Closed
Description
Pandas raises a ValueError when assigning multiple values to a Series (or DataFrame) using range(x) where x > 1. This error is raised only when its length is one million or larger.
import pandas as pd
for x in [5, 999999, 1000000]:
s = pd.Series(index=range(x))
print('series length =', len(s))
# assigning value with range(1), always works
s.loc[range(1)] = 42
# reading values with range(x>1), always works
_ = s.loc[range(2)]
# assigning values with range(x>1), fails only when len >= 1 million
s.loc[range(2)] = 42
Output:
series length = 5
series length = 999999
series length = 1000000
Traceback (most recent call last):
File "<stdin>", line 9, in <module>
File "/home/nekobon/.env_exp/lib/python3.4/site-packages/pandas/core/indexing.py", line 114, in __setitem__
indexer = self._get_setitem_indexer(key)
File "/home/nekobon/.env_exp/lib/python3.4/site-packages/pandas/core/indexing.py", line 109, in _get_setitem_indexer
return self._convert_to_indexer(key, is_setter=True)
File "/home/nekobon/.env_exp/lib/python3.4/site-packages/pandas/core/indexing.py", line 1042, in _convert_to_indexer
return labels.get_loc(obj)
File "/home/nekobon/.env_exp/lib/python3.4/site-packages/pandas/core/index.py", line 1692, in get_loc
return self._engine.get_loc(_values_from_object(key))

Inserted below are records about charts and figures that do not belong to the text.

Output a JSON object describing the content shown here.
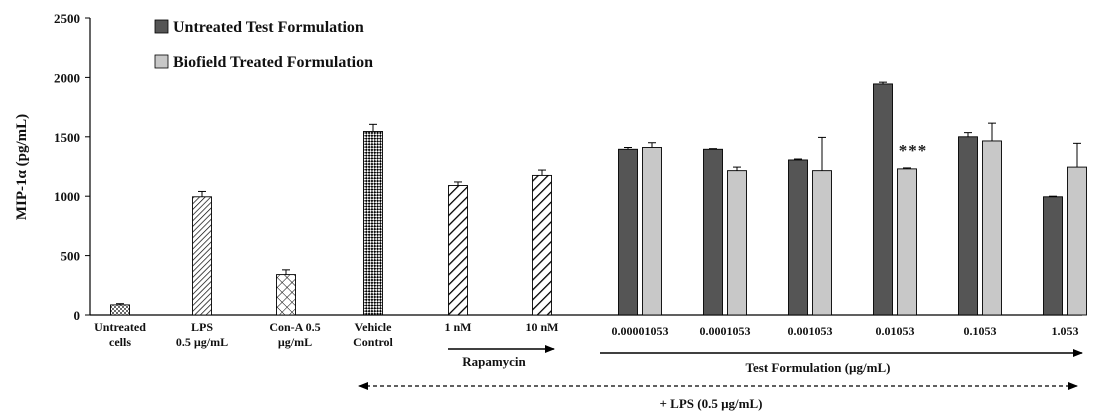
{
  "chart_data": {
    "type": "bar",
    "ylabel": "MIP-1α (pg/mL)",
    "ylim": [
      0,
      2500
    ],
    "yticks": [
      0,
      500,
      1000,
      1500,
      2000,
      2500
    ],
    "grid": false,
    "legend_position": "top-left",
    "legend": [
      "Untreated Test Formulation",
      "Biofield Treated Formulation"
    ],
    "colors": {
      "untreated": "#555555",
      "biofield": "#c8c8c8",
      "outline": "#000000"
    },
    "controls": [
      {
        "label": [
          "Untreated",
          "cells"
        ],
        "value": 85,
        "error": 10,
        "pattern": "dots"
      },
      {
        "label": [
          "LPS",
          "0.5 µg/mL"
        ],
        "value": 995,
        "error": 45,
        "pattern": "diag-dense"
      },
      {
        "label": [
          "Con-A    0.5",
          "µg/mL"
        ],
        "value": 340,
        "error": 40,
        "pattern": "diag-cross"
      },
      {
        "label": [
          "Vehicle",
          "Control"
        ],
        "value": 1545,
        "error": 60,
        "pattern": "checker"
      },
      {
        "label": [
          "1 nM"
        ],
        "value": 1090,
        "error": 30,
        "pattern": "diag-wide"
      },
      {
        "label": [
          "10 nM"
        ],
        "value": 1175,
        "error": 45,
        "pattern": "diag-wide"
      }
    ],
    "categories": [
      "0.00001053",
      "0.0001053",
      "0.001053",
      "0.01053",
      "0.1053",
      "1.053"
    ],
    "series": [
      {
        "name": "Untreated Test Formulation",
        "values": [
          1395,
          1395,
          1305,
          1945,
          1500,
          995
        ],
        "errors": [
          15,
          5,
          8,
          15,
          35,
          5
        ]
      },
      {
        "name": "Biofield Treated Formulation",
        "values": [
          1410,
          1215,
          1215,
          1230,
          1465,
          1245
        ],
        "errors": [
          40,
          30,
          280,
          8,
          150,
          200
        ]
      }
    ],
    "annotations": [
      {
        "text": "***",
        "category": "0.01053",
        "series": "Biofield Treated Formulation"
      }
    ],
    "groups": {
      "rapamycin": "Rapamycin",
      "test_formulation": "Test Formulation (µg/mL)",
      "lps": "+ LPS (0.5 µg/mL)"
    }
  }
}
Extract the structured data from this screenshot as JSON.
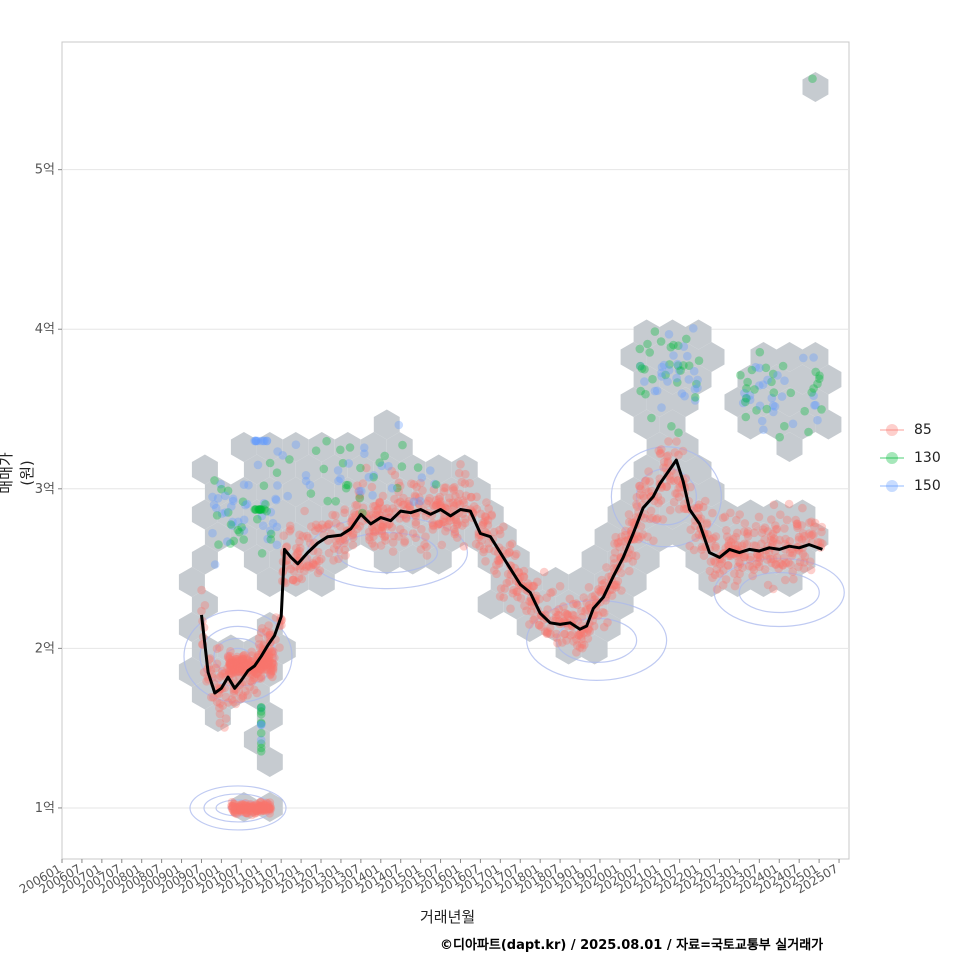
{
  "chart_data": {
    "type": "scatter",
    "xlabel": "거래년월",
    "ylabel": "매매가(원)",
    "x_ticks": [
      "200601",
      "200607",
      "200701",
      "200707",
      "200801",
      "200807",
      "200901",
      "200907",
      "201001",
      "201007",
      "201101",
      "201107",
      "201201",
      "201207",
      "201301",
      "201307",
      "201401",
      "201407",
      "201501",
      "201507",
      "201601",
      "201607",
      "201701",
      "201707",
      "201801",
      "201807",
      "201901",
      "201907",
      "202001",
      "202007",
      "202101",
      "202107",
      "202201",
      "202207",
      "202301",
      "202307",
      "202401",
      "202407",
      "202501",
      "202507"
    ],
    "x_range": [
      "2006-01",
      "2025-10"
    ],
    "y_ticks": [
      "1억",
      "2억",
      "3억",
      "4억",
      "5억"
    ],
    "y_tick_values": [
      1,
      2,
      3,
      4,
      5
    ],
    "y_unit": "억",
    "ylim": [
      0.68,
      5.8
    ],
    "grid": "horizontal",
    "legend_position": "right",
    "series": [
      {
        "name": "85",
        "color": "#F8766D"
      },
      {
        "name": "130",
        "color": "#00BA38"
      },
      {
        "name": "150",
        "color": "#619CFF"
      }
    ],
    "trend_line": {
      "color": "#000000",
      "points": [
        [
          "2009-07",
          2.21
        ],
        [
          "2009-09",
          1.85
        ],
        [
          "2009-11",
          1.72
        ],
        [
          "2010-01",
          1.75
        ],
        [
          "2010-03",
          1.82
        ],
        [
          "2010-05",
          1.75
        ],
        [
          "2010-07",
          1.8
        ],
        [
          "2010-09",
          1.86
        ],
        [
          "2010-11",
          1.89
        ],
        [
          "2011-01",
          1.95
        ],
        [
          "2011-03",
          2.02
        ],
        [
          "2011-05",
          2.08
        ],
        [
          "2011-07",
          2.2
        ],
        [
          "2011-08",
          2.62
        ],
        [
          "2011-10",
          2.57
        ],
        [
          "2011-12",
          2.53
        ],
        [
          "2012-03",
          2.6
        ],
        [
          "2012-06",
          2.66
        ],
        [
          "2012-09",
          2.7
        ],
        [
          "2013-01",
          2.71
        ],
        [
          "2013-04",
          2.75
        ],
        [
          "2013-07",
          2.84
        ],
        [
          "2013-10",
          2.78
        ],
        [
          "2014-01",
          2.82
        ],
        [
          "2014-04",
          2.8
        ],
        [
          "2014-07",
          2.86
        ],
        [
          "2014-10",
          2.85
        ],
        [
          "2015-01",
          2.87
        ],
        [
          "2015-04",
          2.84
        ],
        [
          "2015-07",
          2.87
        ],
        [
          "2015-10",
          2.83
        ],
        [
          "2016-01",
          2.87
        ],
        [
          "2016-04",
          2.86
        ],
        [
          "2016-07",
          2.72
        ],
        [
          "2016-10",
          2.7
        ],
        [
          "2017-01",
          2.6
        ],
        [
          "2017-04",
          2.5
        ],
        [
          "2017-07",
          2.4
        ],
        [
          "2017-10",
          2.35
        ],
        [
          "2018-01",
          2.22
        ],
        [
          "2018-04",
          2.16
        ],
        [
          "2018-07",
          2.15
        ],
        [
          "2018-10",
          2.16
        ],
        [
          "2019-01",
          2.12
        ],
        [
          "2019-03",
          2.14
        ],
        [
          "2019-05",
          2.25
        ],
        [
          "2019-08",
          2.32
        ],
        [
          "2019-11",
          2.45
        ],
        [
          "2020-02",
          2.57
        ],
        [
          "2020-05",
          2.72
        ],
        [
          "2020-08",
          2.88
        ],
        [
          "2020-11",
          2.95
        ],
        [
          "2021-01",
          3.03
        ],
        [
          "2021-04",
          3.12
        ],
        [
          "2021-06",
          3.18
        ],
        [
          "2021-08",
          3.05
        ],
        [
          "2021-10",
          2.87
        ],
        [
          "2022-01",
          2.78
        ],
        [
          "2022-04",
          2.6
        ],
        [
          "2022-07",
          2.57
        ],
        [
          "2022-10",
          2.62
        ],
        [
          "2023-01",
          2.6
        ],
        [
          "2023-04",
          2.62
        ],
        [
          "2023-07",
          2.61
        ],
        [
          "2023-10",
          2.63
        ],
        [
          "2024-01",
          2.62
        ],
        [
          "2024-04",
          2.64
        ],
        [
          "2024-07",
          2.63
        ],
        [
          "2024-10",
          2.65
        ],
        [
          "2025-02",
          2.62
        ]
      ]
    }
  },
  "caption": "©디아파트(dapt.kr) / 2025.08.01 / 자료=국토교통부 실거래가"
}
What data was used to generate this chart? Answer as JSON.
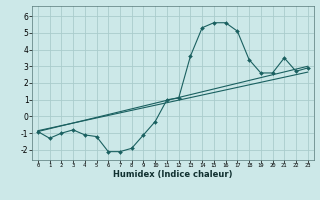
{
  "title": "",
  "xlabel": "Humidex (Indice chaleur)",
  "ylabel": "",
  "bg_color": "#cce8e8",
  "grid_color": "#aacccc",
  "line_color": "#1a6060",
  "xlim": [
    -0.5,
    23.5
  ],
  "ylim": [
    -2.6,
    6.6
  ],
  "yticks": [
    -2,
    -1,
    0,
    1,
    2,
    3,
    4,
    5,
    6
  ],
  "xticks": [
    0,
    1,
    2,
    3,
    4,
    5,
    6,
    7,
    8,
    9,
    10,
    11,
    12,
    13,
    14,
    15,
    16,
    17,
    18,
    19,
    20,
    21,
    22,
    23
  ],
  "wavy_x": [
    0,
    1,
    2,
    3,
    4,
    5,
    6,
    7,
    8,
    9,
    10,
    11,
    12,
    13,
    14,
    15,
    16,
    17,
    18,
    19,
    20,
    21,
    22,
    23
  ],
  "wavy_y": [
    -0.9,
    -1.3,
    -1.0,
    -0.8,
    -1.1,
    -1.2,
    -2.1,
    -2.1,
    -1.9,
    -1.1,
    -0.3,
    1.0,
    1.1,
    3.6,
    5.3,
    5.6,
    5.6,
    5.1,
    3.4,
    2.6,
    2.6,
    3.5,
    2.7,
    2.9
  ],
  "line1_x": [
    0,
    23
  ],
  "line1_y": [
    -0.9,
    3.0
  ],
  "line2_x": [
    0,
    23
  ],
  "line2_y": [
    -0.85,
    2.65
  ]
}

File "pandas/index.pyx", line 137, in pandas.index.IndexEngine.get_loc (pandas/index.c:3979)
File "pandas/index.pyx", line 145, in pandas.index.IndexEngine.get_loc (pandas/index.c:3680)
File "pandas/index.pyx", line 464, in pandas.index._bin_search (pandas/index.c:9124)
ValueError: The truth value of an array with more than one element is ambiguous. Use a.any() or a.all()
Tested on pandas 0.17.0 and python 3.4.